The Python SDK follows the same schema model. Pass your schema as `agent_schema` in the client config:

```python
import os
from prefactor_core import PrefactorCoreClient, PrefactorCoreConfig
from prefactor_http import HttpClientConfig

OPEN_OBJECT = {"type": "object", "additionalProperties": True}

agent_schema = {
    "span_schemas": {
        "user_message": OPEN_OBJECT,
        "assistant_message": OPEN_OBJECT,
        "web_search": {
            "type": "object",
            "properties": {
                "query": {"type": "string"},
                "max_results": {"type": "number"},
            },
            "required": ["query"],
            "additionalProperties": False,
        },
        "read_file": {
            "type": "object",
            "properties": {
                "path": {"type": "string"},
            },
            "required": ["path"],
            "additionalProperties": False,
        },
    },
    "span_result_schemas": {
        "user_message": OPEN_OBJECT,
        "assistant_message": {
            "type": "object",
            "properties": {
                "content": {"type": "string"},
            },
            "required": ["content"],
            "additionalProperties": True,
        },
        "web_search": {
            "type": "object",
            "properties": {
                "results": {"type": "array"},
            },
            "required": ["results"],
            "additionalProperties": True,
        },
        "read_file": {
            "type": "object",
            "properties": {
                "contents": {"type": "string"},
            },
            "required": ["contents"],
            "additionalProperties": False,
        },
    },
}

config = PrefactorCoreConfig(
    http_config=HttpClientConfig(
        api_url="https://app.prefactorai.com",
        api_token=os.environ["PREFACTOR_API_TOKEN"],
        agent_schema=agent_schema,
    )
)

client = PrefactorCoreClient(config)
await client.initialize()
```

See the [Python SDK reference](/sdks/python-sdk/api/core) for the exact parameter names.

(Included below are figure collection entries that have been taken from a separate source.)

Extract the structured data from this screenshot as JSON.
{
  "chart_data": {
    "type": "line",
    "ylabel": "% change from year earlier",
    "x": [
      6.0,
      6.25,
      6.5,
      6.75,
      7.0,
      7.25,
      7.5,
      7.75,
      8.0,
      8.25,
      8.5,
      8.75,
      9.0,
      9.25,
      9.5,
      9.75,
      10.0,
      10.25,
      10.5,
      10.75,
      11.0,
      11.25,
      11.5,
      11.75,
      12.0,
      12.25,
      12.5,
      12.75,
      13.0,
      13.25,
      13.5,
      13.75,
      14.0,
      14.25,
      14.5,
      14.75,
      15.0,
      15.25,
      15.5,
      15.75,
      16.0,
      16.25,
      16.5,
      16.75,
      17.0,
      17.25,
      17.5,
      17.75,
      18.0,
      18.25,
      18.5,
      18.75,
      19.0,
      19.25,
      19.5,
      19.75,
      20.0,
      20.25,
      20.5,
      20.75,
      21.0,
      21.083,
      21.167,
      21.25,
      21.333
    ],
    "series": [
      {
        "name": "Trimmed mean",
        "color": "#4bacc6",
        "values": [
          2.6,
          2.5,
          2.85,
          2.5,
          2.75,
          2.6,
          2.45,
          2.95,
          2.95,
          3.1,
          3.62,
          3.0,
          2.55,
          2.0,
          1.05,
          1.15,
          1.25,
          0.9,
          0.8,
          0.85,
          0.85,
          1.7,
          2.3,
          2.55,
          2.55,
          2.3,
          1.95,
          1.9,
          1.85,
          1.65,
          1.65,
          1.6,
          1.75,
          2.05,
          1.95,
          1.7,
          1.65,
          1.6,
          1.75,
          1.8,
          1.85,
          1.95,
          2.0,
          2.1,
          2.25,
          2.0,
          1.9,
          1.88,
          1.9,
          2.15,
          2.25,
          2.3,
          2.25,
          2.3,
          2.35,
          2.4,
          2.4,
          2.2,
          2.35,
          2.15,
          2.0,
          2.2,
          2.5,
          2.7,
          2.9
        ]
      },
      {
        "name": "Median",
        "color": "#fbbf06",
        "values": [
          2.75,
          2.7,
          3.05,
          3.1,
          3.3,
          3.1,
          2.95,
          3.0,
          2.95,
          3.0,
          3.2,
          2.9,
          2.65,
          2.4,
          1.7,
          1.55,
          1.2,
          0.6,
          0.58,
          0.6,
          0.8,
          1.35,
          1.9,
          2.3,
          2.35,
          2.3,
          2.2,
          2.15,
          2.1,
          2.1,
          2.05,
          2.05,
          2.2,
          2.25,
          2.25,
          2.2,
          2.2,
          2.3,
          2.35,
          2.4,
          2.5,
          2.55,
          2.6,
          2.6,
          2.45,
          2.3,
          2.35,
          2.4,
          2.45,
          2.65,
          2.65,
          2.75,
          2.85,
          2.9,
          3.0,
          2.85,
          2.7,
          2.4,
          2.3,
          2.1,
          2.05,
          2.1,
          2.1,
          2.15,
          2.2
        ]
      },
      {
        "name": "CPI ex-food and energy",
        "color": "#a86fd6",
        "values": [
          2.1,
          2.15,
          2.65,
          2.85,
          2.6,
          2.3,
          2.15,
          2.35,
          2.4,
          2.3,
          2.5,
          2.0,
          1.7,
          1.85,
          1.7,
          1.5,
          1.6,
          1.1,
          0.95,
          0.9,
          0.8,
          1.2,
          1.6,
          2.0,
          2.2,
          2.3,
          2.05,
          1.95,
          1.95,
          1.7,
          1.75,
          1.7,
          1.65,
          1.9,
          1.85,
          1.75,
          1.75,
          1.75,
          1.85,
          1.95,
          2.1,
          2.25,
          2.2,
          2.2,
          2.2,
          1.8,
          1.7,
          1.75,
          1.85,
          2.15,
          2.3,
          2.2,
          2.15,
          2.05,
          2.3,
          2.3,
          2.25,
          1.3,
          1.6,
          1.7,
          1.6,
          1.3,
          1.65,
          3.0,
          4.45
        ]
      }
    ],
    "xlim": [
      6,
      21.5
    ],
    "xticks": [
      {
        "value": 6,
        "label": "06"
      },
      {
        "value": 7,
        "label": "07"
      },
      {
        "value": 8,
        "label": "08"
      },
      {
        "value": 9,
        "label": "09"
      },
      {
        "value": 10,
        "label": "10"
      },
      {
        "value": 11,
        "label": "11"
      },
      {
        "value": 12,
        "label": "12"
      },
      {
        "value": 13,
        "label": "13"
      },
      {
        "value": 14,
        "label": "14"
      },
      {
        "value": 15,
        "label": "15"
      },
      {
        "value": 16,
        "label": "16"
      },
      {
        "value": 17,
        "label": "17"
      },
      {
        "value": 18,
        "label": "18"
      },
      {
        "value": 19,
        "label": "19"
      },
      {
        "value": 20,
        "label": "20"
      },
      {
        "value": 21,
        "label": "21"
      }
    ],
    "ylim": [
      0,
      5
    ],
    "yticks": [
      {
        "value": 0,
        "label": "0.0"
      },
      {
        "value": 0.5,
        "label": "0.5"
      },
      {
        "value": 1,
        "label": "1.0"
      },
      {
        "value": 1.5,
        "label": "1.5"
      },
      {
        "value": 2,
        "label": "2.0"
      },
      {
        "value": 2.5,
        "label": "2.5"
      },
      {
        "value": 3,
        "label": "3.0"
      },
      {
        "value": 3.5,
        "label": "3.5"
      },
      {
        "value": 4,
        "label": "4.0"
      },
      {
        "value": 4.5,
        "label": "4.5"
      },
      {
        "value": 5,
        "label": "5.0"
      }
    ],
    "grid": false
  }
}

## Activity schema in the web app

The schema you register from the SDK appears in the **Activity schema** tab of the agent in the Prefactor web app. The span type identifiers you define (for example `user_message`, `assistant_message`, `web_search`) correspond to the span types shown there. See the [Agent › Activity schema tab](/admin-ui/agent/activity-schemas) to view deployed schemas and their validation status.